Digital tools and platforms have become a fixture in disseminating knowledge about agricultural technologies to farmers in most farming systems in sub-Saharan Africa. Their positive effect in transforming the agricultural landscape and improving farmer’s livelihoods is well documented through various independent studies. In a recent op-ed published by Thomson Reuters, Africa Development Bank President, Akinwumi Adesina, notes that the bank’s funding to initiatives focused on transforming African food systems digitally since 2019 have already helped 19 million farmers in 27 countries to lift yields by an average of 60%! These investments are happening at a time when mobile subscribers in sub-Saharan Africa are expected to reach half a billion in 2025, thereby opening up more room and space for the use of digital tools and platforms and greater impact in African agriculture.
Several mobile-based information and communication technology (ICT) tools have been developed and deployed in Tanzania to bridge the widening extension to farmer gap. One such tool is the MWANGA platform. With up to 23.7 million unique mobile phone owners and a mobile penetration rate of 42%, Tanzania has one of the highest mobile penetration rates in East Africa, which offers immense opportunity for digital platforms like MWANGA to reach many of the mostly rural smallholder farmers with information about improved agricultural technologies. Initiated and developed in 2016 by Fred Kizito of the International Center for Tropical Agriculture (CIAT) and the International Institute of Tropical Agriculture (IITA), and other Africa RISING partners, the MWANGA platform has enabled Africa RISING to disseminate information about best-bet crop agronomy and livestock practices to Tanzanian farmers in five intervention districts.
A recent case study evaluating the effect of tailored short message service (SMS) communication sent to livestock farmers via the MWANGA platform found that the messages reduced key knowledge gaps among farmers. Implemented by Africa RISING project partners from the International Livestock Research Institute (ILRI), Tanzania Livestock Research Institute (TALIRI), IITA and the District Agricultural Extension Offices in Babati and West Kilimanjaro, the study established that the messages also enhanced farmer’s adoption of improved technologies such as better forage varieties.

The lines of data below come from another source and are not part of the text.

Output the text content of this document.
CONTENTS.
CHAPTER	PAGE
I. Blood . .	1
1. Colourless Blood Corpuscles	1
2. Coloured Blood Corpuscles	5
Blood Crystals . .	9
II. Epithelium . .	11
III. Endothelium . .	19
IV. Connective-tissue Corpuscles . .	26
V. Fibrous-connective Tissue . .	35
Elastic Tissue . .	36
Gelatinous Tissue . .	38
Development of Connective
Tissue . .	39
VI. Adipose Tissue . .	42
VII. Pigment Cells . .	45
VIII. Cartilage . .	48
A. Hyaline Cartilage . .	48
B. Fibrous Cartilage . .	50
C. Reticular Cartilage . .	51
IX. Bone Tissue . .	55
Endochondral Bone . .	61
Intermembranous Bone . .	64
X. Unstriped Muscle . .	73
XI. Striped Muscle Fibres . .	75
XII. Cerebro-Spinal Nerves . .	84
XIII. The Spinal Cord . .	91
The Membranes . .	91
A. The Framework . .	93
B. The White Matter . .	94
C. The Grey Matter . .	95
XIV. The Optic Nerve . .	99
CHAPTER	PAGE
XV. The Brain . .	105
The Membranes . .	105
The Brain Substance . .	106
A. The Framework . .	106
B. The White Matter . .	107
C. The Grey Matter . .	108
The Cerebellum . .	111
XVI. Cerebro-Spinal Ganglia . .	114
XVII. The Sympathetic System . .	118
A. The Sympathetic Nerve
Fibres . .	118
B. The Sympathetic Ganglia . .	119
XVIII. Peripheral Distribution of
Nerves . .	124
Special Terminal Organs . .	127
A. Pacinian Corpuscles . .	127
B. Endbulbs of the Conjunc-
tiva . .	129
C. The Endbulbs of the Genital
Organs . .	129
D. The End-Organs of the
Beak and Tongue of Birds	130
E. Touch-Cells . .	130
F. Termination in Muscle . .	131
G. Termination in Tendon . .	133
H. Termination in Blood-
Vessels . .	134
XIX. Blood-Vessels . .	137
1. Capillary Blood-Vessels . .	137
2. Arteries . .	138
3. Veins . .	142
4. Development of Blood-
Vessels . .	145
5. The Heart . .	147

A cohort of 100 livestock farmers from five villages in Babati District received short and clear livestock extension messages for 14 weeks through the MWANGA platform. The SMS messages aimed at equipping farmers with the proper knowledge to influence their attitudes and practices on topics such as forage production and use, crop residue processing and use, and livestock feed rations. These changes have the potential to improve dairy and poultry production on smallholder farms. Baseline and endline data was collected and compared at the beginning and the end of the intervention.
Key findings from the case study were:
- The SMS messages sent to farmers via the MWANGA platform resulted in a 10% increase in knowledge about animal nutrition and forage management when baseline data was compared to endline data. Also, there was improved farmers’ knowledge of the three essential nutrients for calf growth and the water requirements for a high-yielding cow.
- There was a significant (6%) change in farmers’ attitudes about keeping exotic/improved breeds due to the messages. A similar attitude change was also noted with regards to the choice of forage varieties grown by farmers.
- Though not significant, about 42% of the farmers interviewed in both the baseline and endline study agreed that farmers generally do not adopt improved forages due to lack of awareness. Therefore, future interventions should consider creating awareness of existing forage technologies to increase uptake.
- The messages also positively influenced farmers’ attitudes by 14% towards feed formulation, thereby greatly enhancing the likelihood of a higher uptake of feed formulation interventions.
- Farmers who received extension messages via the MWANGA platform said that the messages were simple, timely and in a language they all understood (Kiswahili). The content of the messages was also actionable. However, they did not share messages with other farmers, although there was no explicit instruction for them to do so. This should probably be encouraged to widen the reach of the SMS messages.
The results from this survey match those of previous Africa RISING studies about the place of livestock in improving smallholder livelihoods in Tanzania’s Babati District. They also help to better understand livestock farmers’ knowledge, attitudes and practices regarding feeding, forages and their management, which is central to improved livestock production. The project team will use this study’s data to identify farmers’ training needs and develop an effective integrated livestock management strategy.
‘This study was implemented over a short period, and yet we observed considerable changes in knowledge and attitudes towards various interventions. This means that if we expose farmers to similar messages for longer, we may begin to see how these changes translate into improved farmer practices,’ explains Ben Lukuyu, senior livestock scientist at ILRI and one of the leaders of the study.
Digital tools such as MWANGA provide an essential complementary extension outreach mechanism that can effectively enhance farmers’ access to vital information about improved agricultural technologies and consequently enhance their overall farm productivity. Importantly too, similar digital tools can help in overcoming the challenges faced by traditional extension such the low ratio of extension workers to farmers, poor infrastructure, and low motivation and accountability of extension agents.